Department of Computer Science, The University of Hong Kong, Rm 301, Chow Yei Ching Building, Pokfulam Road, Hong Kong.
IEEE/ACM Trans Comput Biol Bioinform. 2012 Nov-Dec;9(6):1629-38. doi: 10.1109/TCBB.2012.104.
Structural alignment has been shown to be an effective computational method to identify structural noncoding RNA(ncRNA) candidates as ncRNAs are known to be conserved in secondary structures. However, the complexity of the structural alignment algorithms becomes higher when the structure has pseudoknots. Even for the simplest type of pseudoknots (simple pseudoknots), the fastest algorithm runs in O(mn3) time, where m, n are the length of the query ncRNA (with known structure) and the length of the target sequence (with unknown structure), respectively. In practice, we are usually given a long DNA sequence and we try to locate regions in the sequence for possible candidates of a particular ncRNA. Thus, we need to run the structural alignment algorithm on every possible region in the long sequence. For example, finding candidates for a known ncRNA of length 100 on a sequence of length 50,000, it takes more than one day. In this paper, we provide an efficient algorithm to solve the problem for simple pseudoknots and it is shown to be 10 times faster. The speedup stems from an effective pruning strategy consisting of the computation of a lower bound score for the optimal alignment and an estimation of the maximum score that a candidate can achieve to decide whether to prune the current candidate or not.

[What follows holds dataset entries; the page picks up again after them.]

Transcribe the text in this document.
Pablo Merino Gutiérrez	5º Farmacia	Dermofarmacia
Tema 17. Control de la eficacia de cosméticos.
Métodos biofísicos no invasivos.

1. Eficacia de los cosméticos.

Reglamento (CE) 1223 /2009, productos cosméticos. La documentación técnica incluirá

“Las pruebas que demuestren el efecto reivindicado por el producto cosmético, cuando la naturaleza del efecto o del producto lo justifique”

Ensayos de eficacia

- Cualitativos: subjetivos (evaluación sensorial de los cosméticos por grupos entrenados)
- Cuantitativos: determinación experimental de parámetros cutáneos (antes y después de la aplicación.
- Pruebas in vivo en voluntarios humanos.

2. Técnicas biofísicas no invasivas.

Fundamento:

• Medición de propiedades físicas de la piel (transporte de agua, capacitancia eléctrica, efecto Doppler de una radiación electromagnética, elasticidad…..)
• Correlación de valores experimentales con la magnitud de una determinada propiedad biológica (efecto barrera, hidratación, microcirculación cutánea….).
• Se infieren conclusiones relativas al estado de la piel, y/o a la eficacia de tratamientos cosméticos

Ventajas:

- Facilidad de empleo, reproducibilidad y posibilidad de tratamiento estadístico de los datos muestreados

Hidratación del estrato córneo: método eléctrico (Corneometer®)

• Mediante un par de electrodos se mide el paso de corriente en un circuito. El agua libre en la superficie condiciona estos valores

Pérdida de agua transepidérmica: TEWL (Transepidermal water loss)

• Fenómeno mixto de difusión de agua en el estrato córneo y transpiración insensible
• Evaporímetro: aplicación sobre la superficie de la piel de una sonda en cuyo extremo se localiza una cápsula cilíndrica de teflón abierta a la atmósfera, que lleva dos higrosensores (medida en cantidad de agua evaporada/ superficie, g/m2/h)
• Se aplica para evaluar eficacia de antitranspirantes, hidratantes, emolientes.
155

结构比对已被证明是一种有效的计算方法,可以识别结构非编码 RNA(ncRNA)候选物,因为已知 ncRNA 在二级结构中是保守的。然而,当结构具有假结时,结构比对算法的复杂性会更高。即使是最简单类型的假结(简单假结),最快的算法也需要在 O(mn3)时间内运行,其中 m、n 分别是查询 ncRNA(具有已知结构)和目标序列(具有未知结构)的长度。在实践中,我们通常会得到一个长的 DNA 序列,并尝试在序列中找到特定 ncRNA 的可能候选区域。因此,我们需要在长序列的每个可能区域上运行结构比对算法。例如,在长度为 50000 的序列上查找已知长度为 100 的 ncRNA 的候选物,需要一天多的时间。在本文中,我们提供了一种针对简单假结的有效算法,其速度提高了 10 倍。加速源于一种有效的剪枝策略,该策略包括计算最优比对的下界得分和估计候选物可以达到的最大得分,以决定是否剪枝当前候选物。